Russian Opposition Leader Navalny Announces Presidential Bid


Russian opposition activist Alexei Navalny speaks during an interview,photo: AP/Pavel Golovkin, File
Russian opposition activist Alexei Navalny speaks during an interview,photo: AP/Pavel Golovkin, File
Navalny heads the Anti-Corruption Foundation, which publishes extensive exposes about the personal wealth and alleged corruption of Russian officials

Russian opposition leader Alexei Navalny on Tuesday officially announced his bid to run in the 2018 presidential election, a move that political observers say puts pressure on President Vladimir Putin and the Kremlin.

Navalny said in a video statement posted on a new campaign website that “I will take part in the struggle for the post of president of Russia.”

Russia’s most widely-known opposition figure and a leading anti-corruption activist, Navalny has repeatedly said Putin and his inner circle are guilty of graft and has successfully tapped into popular anger at the lavish lifestyle led by some of the country’s elite.

Navalny, 40, is currently on trial on fraud charges in a regional Russian city in a case that his supporters say is politically motivated.
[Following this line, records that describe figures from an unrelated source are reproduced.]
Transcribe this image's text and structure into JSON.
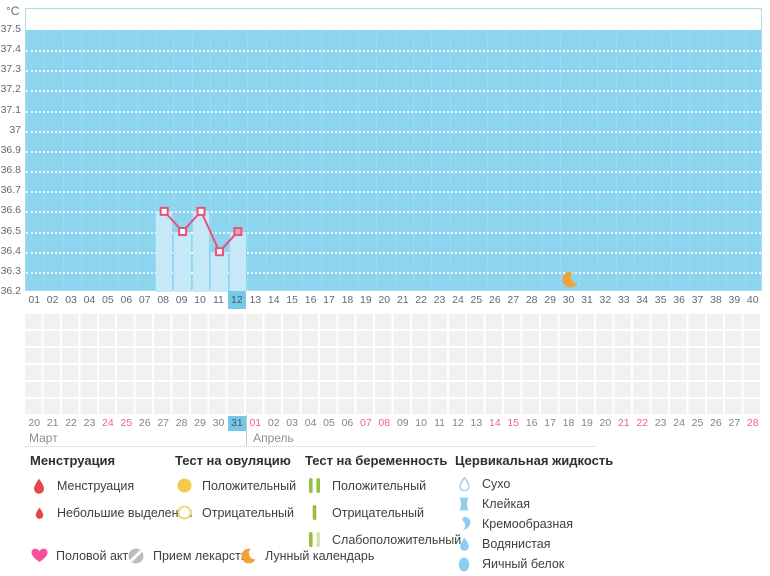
{
  "unit_label": "°C",
  "colors": {
    "chart_bg": "#8dd4ef",
    "bar_fill": "#c6e8f7",
    "selected_day_bg": "#76c8e8",
    "line": "#e75277",
    "point_fill": "#ffffff",
    "point_fill_selected": "#f2a0ba",
    "weekend_text": "#f06092",
    "menstruation_red": "#e64848",
    "ovulation_yellow": "#f6c94b",
    "ovulation_outline": "#f5d87f",
    "pregnancy_green": "#95c13e",
    "pregnancy_pale": "#d5e6ab",
    "fluid_blue": "#8fcdf0",
    "heart_pink": "#fa4f9d",
    "pill_gray": "#bdbdbd",
    "moon_orange": "#f2a233"
  },
  "chart_data": {
    "type": "line",
    "title": "",
    "ylabel": "°C",
    "ylim": [
      36.2,
      37.5
    ],
    "y_ticks": [
      "37.5",
      "37.4",
      "37.3",
      "37.2",
      "37.1",
      "37",
      "36.9",
      "36.8",
      "36.7",
      "36.6",
      "36.5",
      "36.4",
      "36.3",
      "36.2"
    ],
    "x_categories_cycle_days": [
      "01",
      "02",
      "03",
      "04",
      "05",
      "06",
      "07",
      "08",
      "09",
      "10",
      "11",
      "12",
      "13",
      "14",
      "15",
      "16",
      "17",
      "18",
      "19",
      "20",
      "21",
      "22",
      "23",
      "24",
      "25",
      "26",
      "27",
      "28",
      "29",
      "30",
      "31",
      "32",
      "33",
      "34",
      "35",
      "36",
      "37",
      "38",
      "39",
      "40"
    ],
    "x": [
      8,
      9,
      10,
      11,
      12
    ],
    "y": [
      36.6,
      36.5,
      36.6,
      36.4,
      36.5
    ],
    "selected_cycle_day": "12",
    "lunar_marker_cycle_day": 30,
    "grid": "horizontal-dotted-white",
    "legend_position": "below"
  },
  "calendar": {
    "months": [
      {
        "label": "Март",
        "days": [
          "20",
          "21",
          "22",
          "23",
          "24",
          "25",
          "26",
          "27",
          "28",
          "29",
          "30",
          "31"
        ],
        "weekends": [
          "24",
          "25"
        ],
        "selected": "31"
      },
      {
        "label": "Апрель",
        "days": [
          "01",
          "02",
          "03",
          "04",
          "05",
          "06",
          "07",
          "08",
          "09",
          "10",
          "11",
          "12",
          "13",
          "14",
          "15",
          "16",
          "17",
          "18",
          "19",
          "20",
          "21",
          "22",
          "23",
          "24",
          "25",
          "26",
          "27",
          "28"
        ],
        "weekends": [
          "01",
          "07",
          "08",
          "14",
          "15",
          "21",
          "22",
          "28"
        ],
        "selected": ""
      }
    ]
  },
  "legend": {
    "sections": [
      {
        "title": "Менструация",
        "items": [
          {
            "icon": "blood-drop-large-icon",
            "label": "Менструация"
          },
          {
            "icon": "blood-drop-small-icon",
            "label": "Небольшие выделения"
          }
        ]
      },
      {
        "title": "Тест на овуляцию",
        "items": [
          {
            "icon": "filled-circle-icon",
            "label": "Положительный"
          },
          {
            "icon": "outlined-circle-icon",
            "label": "Отрицательный"
          }
        ]
      },
      {
        "title": "Тест на беременность",
        "items": [
          {
            "icon": "double-strip-icon",
            "label": "Положительный"
          },
          {
            "icon": "single-strip-icon",
            "label": "Отрицательный"
          },
          {
            "icon": "strip-strong-weak-icon",
            "label": "Слабоположительный"
          }
        ]
      },
      {
        "title": "Цервикальная жидкость",
        "items": [
          {
            "icon": "outlined-droplet-icon",
            "label": "Сухо"
          },
          {
            "icon": "hourglass-icon",
            "label": "Клейкая"
          },
          {
            "icon": "comma-drop-icon",
            "label": "Кремообразная"
          },
          {
            "icon": "filled-droplet-icon",
            "label": "Водянистая"
          },
          {
            "icon": "filled-oval-icon",
            "label": "Яичный белок"
          }
        ]
      }
    ],
    "footer_items": [
      {
        "icon": "heart-icon",
        "label": "Половой акт"
      },
      {
        "icon": "pill-icon",
        "label": "Прием лекарств"
      },
      {
        "icon": "crescent-moon-icon",
        "label": "Лунный календарь"
      }
    ]
  }
}
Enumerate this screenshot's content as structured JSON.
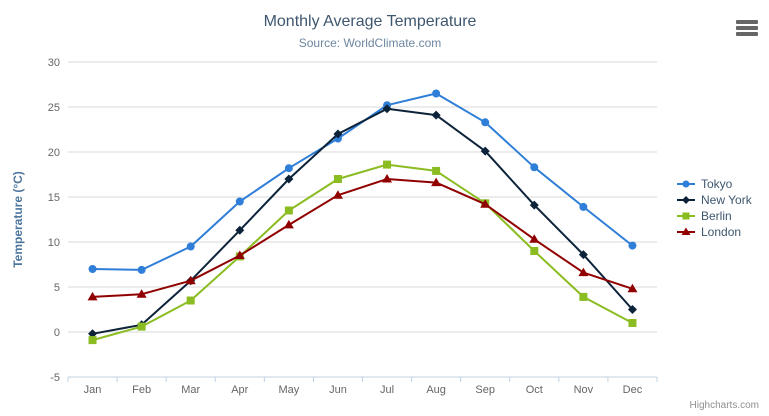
{
  "chart": {
    "title": "Monthly Average Temperature",
    "subtitle": "Source: WorldClimate.com",
    "credits": "Highcharts.com"
  },
  "chart_data": {
    "type": "line",
    "title": "Monthly Average Temperature",
    "subtitle": "Source: WorldClimate.com",
    "categories": [
      "Jan",
      "Feb",
      "Mar",
      "Apr",
      "May",
      "Jun",
      "Jul",
      "Aug",
      "Sep",
      "Oct",
      "Nov",
      "Dec"
    ],
    "series": [
      {
        "name": "Tokyo",
        "color": "#2f7ed8",
        "symbol": "circle",
        "values": [
          7.0,
          6.9,
          9.5,
          14.5,
          18.2,
          21.5,
          25.2,
          26.5,
          23.3,
          18.3,
          13.9,
          9.6
        ]
      },
      {
        "name": "New York",
        "color": "#0d233a",
        "symbol": "diamond",
        "values": [
          -0.2,
          0.8,
          5.7,
          11.3,
          17.0,
          22.0,
          24.8,
          24.1,
          20.1,
          14.1,
          8.6,
          2.5
        ]
      },
      {
        "name": "Berlin",
        "color": "#8bbc21",
        "symbol": "square",
        "values": [
          -0.9,
          0.6,
          3.5,
          8.4,
          13.5,
          17.0,
          18.6,
          17.9,
          14.3,
          9.0,
          3.9,
          1.0
        ]
      },
      {
        "name": "London",
        "color": "#910000",
        "symbol": "triangle",
        "values": [
          3.9,
          4.2,
          5.7,
          8.5,
          11.9,
          15.2,
          17.0,
          16.6,
          14.2,
          10.3,
          6.6,
          4.8
        ]
      }
    ],
    "xlabel": "",
    "ylabel": "Temperature (°C)",
    "ylim": [
      -5,
      30
    ],
    "ytick_step": 5,
    "grid": true,
    "legend_position": "right"
  },
  "colors": {
    "title_text": "#3E576F",
    "subtitle_text": "#6D869F",
    "axis_label_text": "#666666",
    "axis_title_text": "#4d759e",
    "grid_line": "#D8D8D8",
    "x_axis_line": "#C0D0E0",
    "legend_text": "#3E576F",
    "credits_text": "#909090",
    "menu_icon": "#666666"
  }
}
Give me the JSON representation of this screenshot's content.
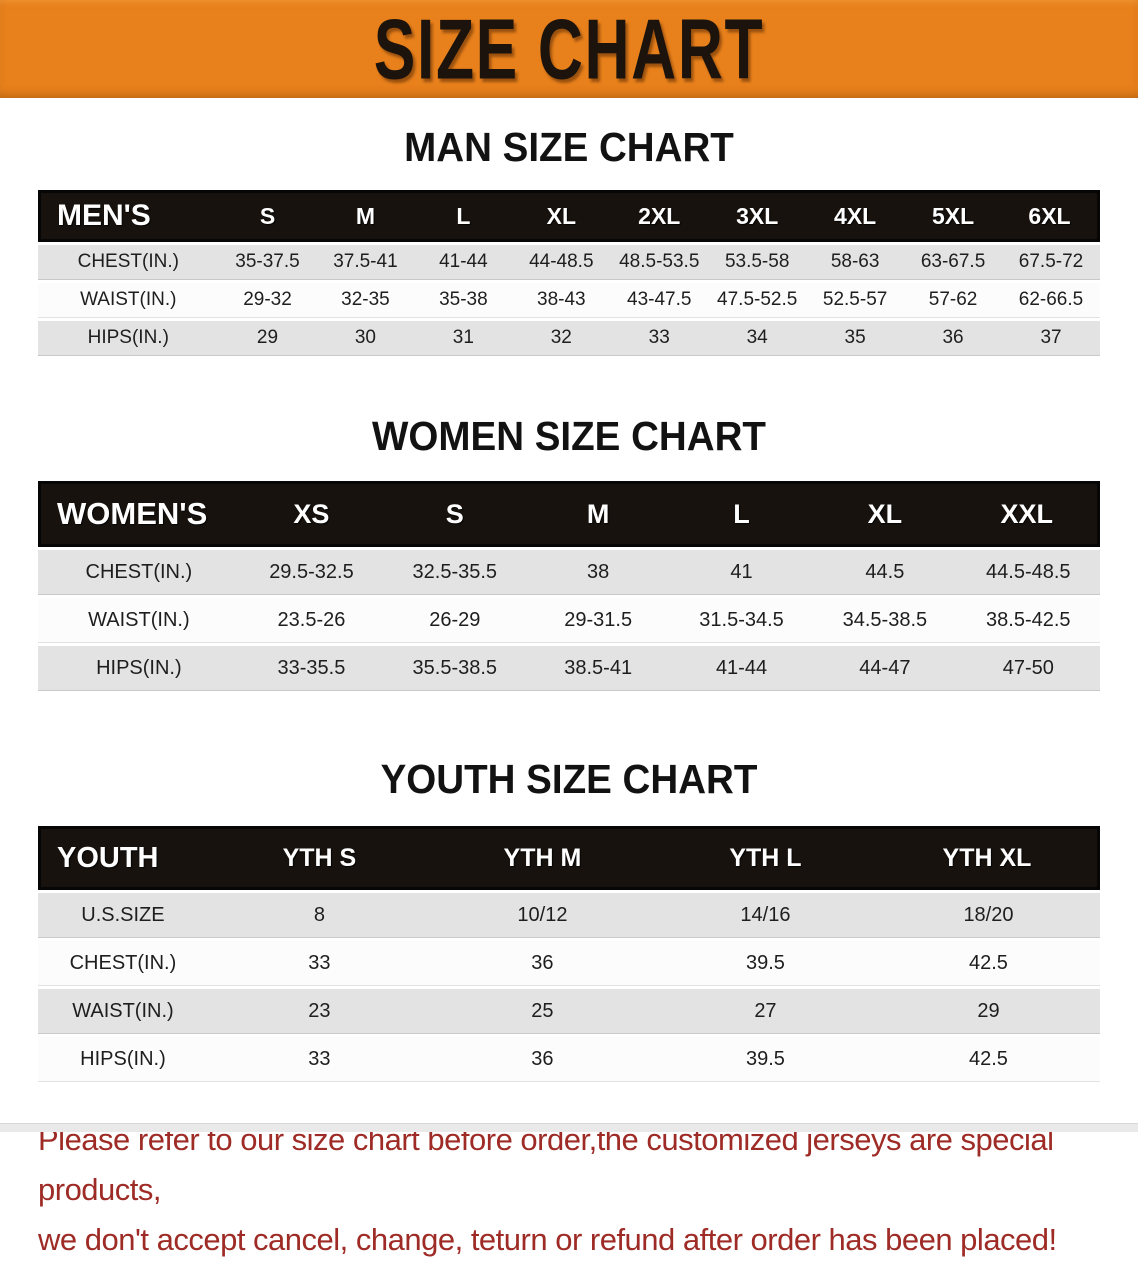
{
  "banner": {
    "title": "SIZE CHART",
    "bg_color": "#E8801B",
    "text_color": "#1C130C"
  },
  "sections": [
    {
      "key": "mens",
      "title": "MAN SIZE CHART",
      "header_label": "MEN'S",
      "columns": [
        "S",
        "M",
        "L",
        "XL",
        "2XL",
        "3XL",
        "4XL",
        "5XL",
        "6XL"
      ],
      "rows": [
        {
          "label": "CHEST(IN.)",
          "values": [
            "35-37.5",
            "37.5-41",
            "41-44",
            "44-48.5",
            "48.5-53.5",
            "53.5-58",
            "58-63",
            "63-67.5",
            "67.5-72"
          ]
        },
        {
          "label": "WAIST(IN.)",
          "values": [
            "29-32",
            "32-35",
            "35-38",
            "38-43",
            "43-47.5",
            "47.5-52.5",
            "52.5-57",
            "57-62",
            "62-66.5"
          ]
        },
        {
          "label": "HIPS(IN.)",
          "values": [
            "29",
            "30",
            "31",
            "32",
            "33",
            "34",
            "35",
            "36",
            "37"
          ]
        }
      ]
    },
    {
      "key": "womens",
      "title": "WOMEN SIZE CHART",
      "header_label": "WOMEN'S",
      "columns": [
        "XS",
        "S",
        "M",
        "L",
        "XL",
        "XXL"
      ],
      "rows": [
        {
          "label": "CHEST(IN.)",
          "values": [
            "29.5-32.5",
            "32.5-35.5",
            "38",
            "41",
            "44.5",
            "44.5-48.5"
          ]
        },
        {
          "label": "WAIST(IN.)",
          "values": [
            "23.5-26",
            "26-29",
            "29-31.5",
            "31.5-34.5",
            "34.5-38.5",
            "38.5-42.5"
          ]
        },
        {
          "label": "HIPS(IN.)",
          "values": [
            "33-35.5",
            "35.5-38.5",
            "38.5-41",
            "41-44",
            "44-47",
            "47-50"
          ]
        }
      ]
    },
    {
      "key": "youth",
      "title": "YOUTH SIZE CHART",
      "header_label": "YOUTH",
      "columns": [
        "YTH S",
        "YTH M",
        "YTH L",
        "YTH XL"
      ],
      "rows": [
        {
          "label": "U.S.SIZE",
          "values": [
            "8",
            "10/12",
            "14/16",
            "18/20"
          ]
        },
        {
          "label": "CHEST(IN.)",
          "values": [
            "33",
            "36",
            "39.5",
            "42.5"
          ]
        },
        {
          "label": "WAIST(IN.)",
          "values": [
            "23",
            "25",
            "27",
            "29"
          ]
        },
        {
          "label": "HIPS(IN.)",
          "values": [
            "33",
            "36",
            "39.5",
            "42.5"
          ]
        }
      ]
    }
  ],
  "disclaimer": {
    "lines": [
      "Please refer to our size chart before order,the customized jerseys are special products,",
      "we don't accept cancel, change, teturn or refund after order has been placed!"
    ],
    "color": "#9E2B25"
  },
  "colors": {
    "banner_orange": "#E8801B",
    "table_header_black": "#17120E",
    "row_gray": "#E3E3E3",
    "row_white": "#FCFCFC",
    "disclaimer_red": "#9E2B25"
  }
}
If convicted, he would be barred from running for public office.

Putin hasn’t said whether he will seek a fourth presidential term in the March 18 election, but he is widely expected to run.

Navalny’s plan to stand for president was widely known but Tuesday’s announcement marks the formal launch of his campaign.

In his program, Navalny said he would push for re-distributing wealth, fighting corruption, greater investment in education and health, political decentralization, judicial reform and a pull-back from involvement in foreign wars.

“It’s time for us to choose not only a person at elections. It’s time to choose between stagnation and a program of development,” Navalny said in his video address.

The development received little coverage by state-owned television stations, which are almost universally pro-Kremlin and how most Russians get their news.

Experts said that Navalny’s decision to launch a campaign was a shrewd political move that put the Kremlin on the back foot.

Announcing his intention to run now means Navalny can pressure authorities into allowing him to officially register his candidacy for the ballot next year, political expert Mikhail Vinogradov, head of the Petersburg Politics fund, said by telephone.

“Now everything that happens in the process going forward won’t happen in a vacuum, but will be an answer [to Navalny’s presidential bid],” political analyst Yekaterina Shulman wrote on Facebook on Tuesday.

Navalny, a trained lawyer, heads the Anti-Corruption Foundation, which publishes extensive exposes about the personal wealth and alleged corruption of Russian officials.

But he has no experience in public office. He shot to prominence with his blog entries about corruption and played a leading role in anti-Putin demonstrations in 2011 and 2012.

In 2013, Navalny organized a crowd-funded campaign to challenge Sergei Sobyanin, the incumbent pro-Putin candidate, in Moscow’s mayoral election. He surprised many observers by finishing in second place with almost 30 percent of the vote.